General Discussion and Future Research
Evidence suggests that most published interventions that aim to improve vegetable intake are successful to some extent. However, they all have some limitations which should be considered when developing future interventions [85••]. Education is crucial for building knowledge about eating a variety of vegetables; however, simply learning about why and what we should eat does not bridge the gap between awareness and actual consumption. The effects of repeated taste exposure using a single vegetable are robust and durable. However, there is no evidence for its effect beyond the single target vegetable [86••]. Taste may be the most crucial sensory element when encouraging children to eat vegetables, but other sensory properties may be important as well. The emerging evidence from non-taste sensory learning is promising but the long-term impact of these strategies remains unknown . Both taste exposure and non-taste sensory experience are more effective for increasing intake of unfamiliar vegetables compared to familiar vegetables. This may be a result of ceiling effects—it is difficult to increase the liking of vegetables that are already familiar and liked. Some generalization effects have been observed with taste exposure to a variety of vegetables  and this may also be relevant in future sensory interventions. More research is needed to understand if taste and experiential learning using a variety of vegetables can generalize to other vegetables and other settings (e.g., from preschool to home). Also, in order to sustain the change in intake of vegetables in the longer term, research could be conducted to investigate lasting effects of interventions.

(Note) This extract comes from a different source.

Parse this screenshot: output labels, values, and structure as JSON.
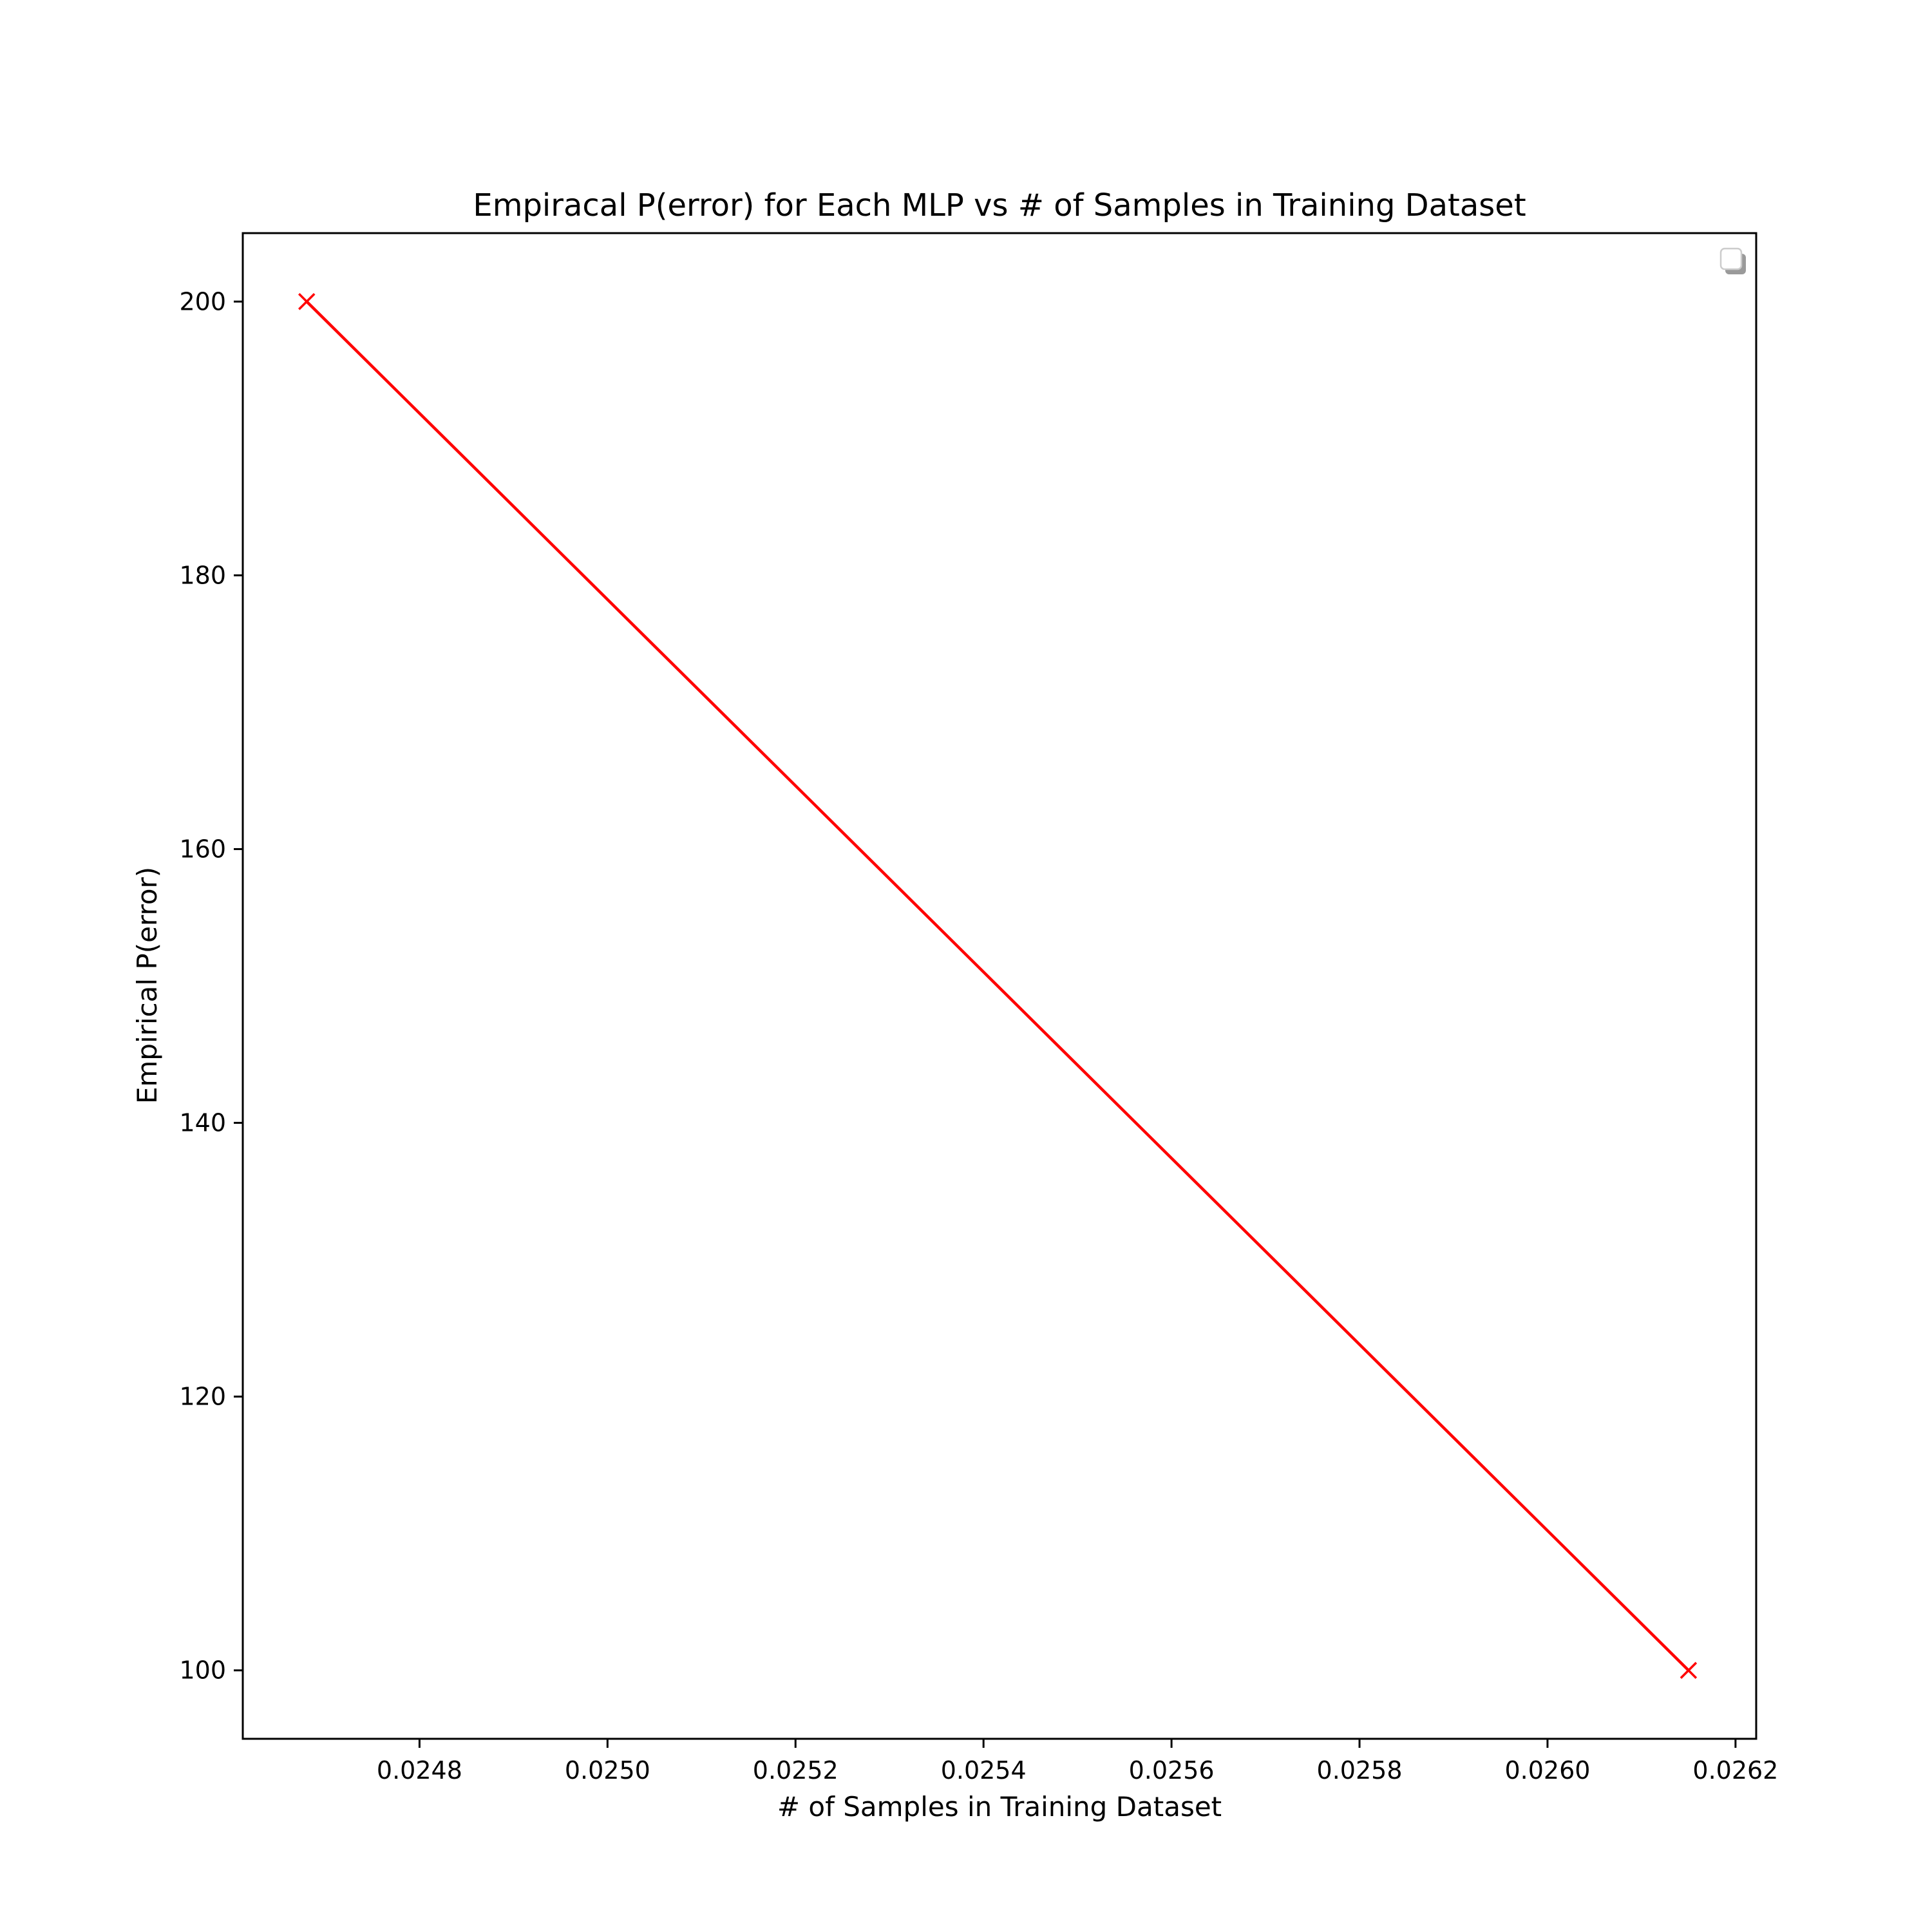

It is often difficult to engage parents in nutrition education programs which are based in preschools. Therefore, there is a need for parental and preschool staff process evaluation which could help to build connections between providers and parents to improve children’s nutrition ). A single strategy is unlikely to work for every child; therefore, combining strategies discussed earlier rather than using a single component intervention may benefit greater numbers of children, including those who are going through a period of picky eating. In particular, more research is needed to understand which strategies work for food fussy children.